Mysql – Product Attribute List Design Pattern

database-designMySQL

I am working on updating our website's product database. It’s built in MySQL but this is more of a general database design pattern question.

I’m planning on switching to a Supertype/Subtype pattern. Our current/previous database is mainly a single table that has data on a single type of product. We’re looking at expanding our product offering to include dissimilar products.

This new draft design is like this:

Product             product_[type]          product_attribute_[name]
----------------    ----------------        ----------------------------
part_number (PK)    part_number (FK)        attributeId (PK)
UPC                 specific_attr1 (FK)     attribute_name
price               specific_attr2 (FK)
...                 ...

I have a question regarding the product attributes tables. The idea here is a product can have a list of given attributes such as color: red, green, blue, or material: plastic, wood, chrome, aluminum, etc.

This list would be stored in a table and the primary key (PK) for that attribute item will be used in the specific product table as a foreign key (FK).

(Martin Fowler's book Patterns of Enterprise Application Architecture call this "Foreign Key Mapping")

This allows a website interface to pull the list of attributes for a given attribute type and spit it out in a drop-down select menu or some other UI element. This list can be considered an "authorized" list of attribute values.
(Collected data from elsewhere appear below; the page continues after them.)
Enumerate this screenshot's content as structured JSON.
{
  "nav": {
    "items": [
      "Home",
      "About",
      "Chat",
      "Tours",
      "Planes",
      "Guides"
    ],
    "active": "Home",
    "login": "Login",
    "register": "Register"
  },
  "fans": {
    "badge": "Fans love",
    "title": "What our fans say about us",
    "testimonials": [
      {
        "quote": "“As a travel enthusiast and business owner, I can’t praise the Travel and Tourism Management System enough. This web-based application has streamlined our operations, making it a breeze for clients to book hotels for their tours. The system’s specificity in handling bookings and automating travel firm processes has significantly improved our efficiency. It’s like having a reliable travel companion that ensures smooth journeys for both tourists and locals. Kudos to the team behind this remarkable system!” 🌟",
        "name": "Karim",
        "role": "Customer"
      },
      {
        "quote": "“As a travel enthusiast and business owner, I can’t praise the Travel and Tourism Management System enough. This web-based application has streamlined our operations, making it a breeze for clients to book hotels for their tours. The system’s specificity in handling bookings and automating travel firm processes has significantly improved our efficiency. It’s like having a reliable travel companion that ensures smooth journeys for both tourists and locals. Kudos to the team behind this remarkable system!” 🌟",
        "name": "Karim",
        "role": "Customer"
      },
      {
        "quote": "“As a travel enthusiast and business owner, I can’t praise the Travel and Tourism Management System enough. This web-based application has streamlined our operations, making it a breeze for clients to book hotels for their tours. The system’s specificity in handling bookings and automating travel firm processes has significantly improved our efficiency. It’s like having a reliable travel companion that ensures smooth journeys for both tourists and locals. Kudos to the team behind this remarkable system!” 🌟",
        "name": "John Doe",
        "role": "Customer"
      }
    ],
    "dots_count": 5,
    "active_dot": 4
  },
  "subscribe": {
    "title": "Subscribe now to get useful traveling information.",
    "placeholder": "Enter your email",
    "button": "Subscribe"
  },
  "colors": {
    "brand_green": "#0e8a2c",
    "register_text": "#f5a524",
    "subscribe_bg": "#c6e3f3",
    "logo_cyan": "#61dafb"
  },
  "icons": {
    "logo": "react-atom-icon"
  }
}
The number of joins that ends up happening when pulling a specific product appears excessive to me. You must join every product attribute table to the product so you can get that attribute's fields. Commonly, that field might simply be nothing more than a string (varchar) for its name.

This design pattern ends up creating a large number of tables as well as you end up with a table for each attribute. One idea to counteract this would be to create something more of a “grab bag” table for all product attributes. Something like this:

product_attribute
----------------
attributeId (PK) 
name
field_name

This way, your table might look like this:

1  red     color
2  blue    color
3  chrome  material
4  plastic material
5  yellow  color
6  x-large size

This could help reduce table creep but it doesn’t cut down the number of joins and it feels a little wrong combining so many different types into a single table. But you would be able to get all the available “color” attributes pretty easily.

However, there might be an attribute that has more fields than just "name" such as a color's RGB value. This would require that specific attribute to possibly have another table or to have a single field for name:value pair (which has it's own drawbacks).

The last design pattern I can think of is storing the actual attribute value in the specific product table and not have an “attribute table” at all. Something like this:

Product             product_[type] 
----------------    ----------------
part_number (PK)    part_number (FK) 
UPC                 specific_attr1 
price               specific_attr2 
...                 ...

Instead of a Foreign Key to another table, it would contain the actual value such as:

part_number    color    material
-----------    -----    --------
1234           red      plastic

This would eliminate joins and prevent table creep (maybe?). However, this prevents having an “authorized list” of attributes. You could return all the currently entered values for a given field (ie: color) but this also eliminates the idea of having an “authorized list” of values for a given attribute.

To have that list, you would have to still create a “grab bag” attribute table or have multiple tables (table creep) for each attribute.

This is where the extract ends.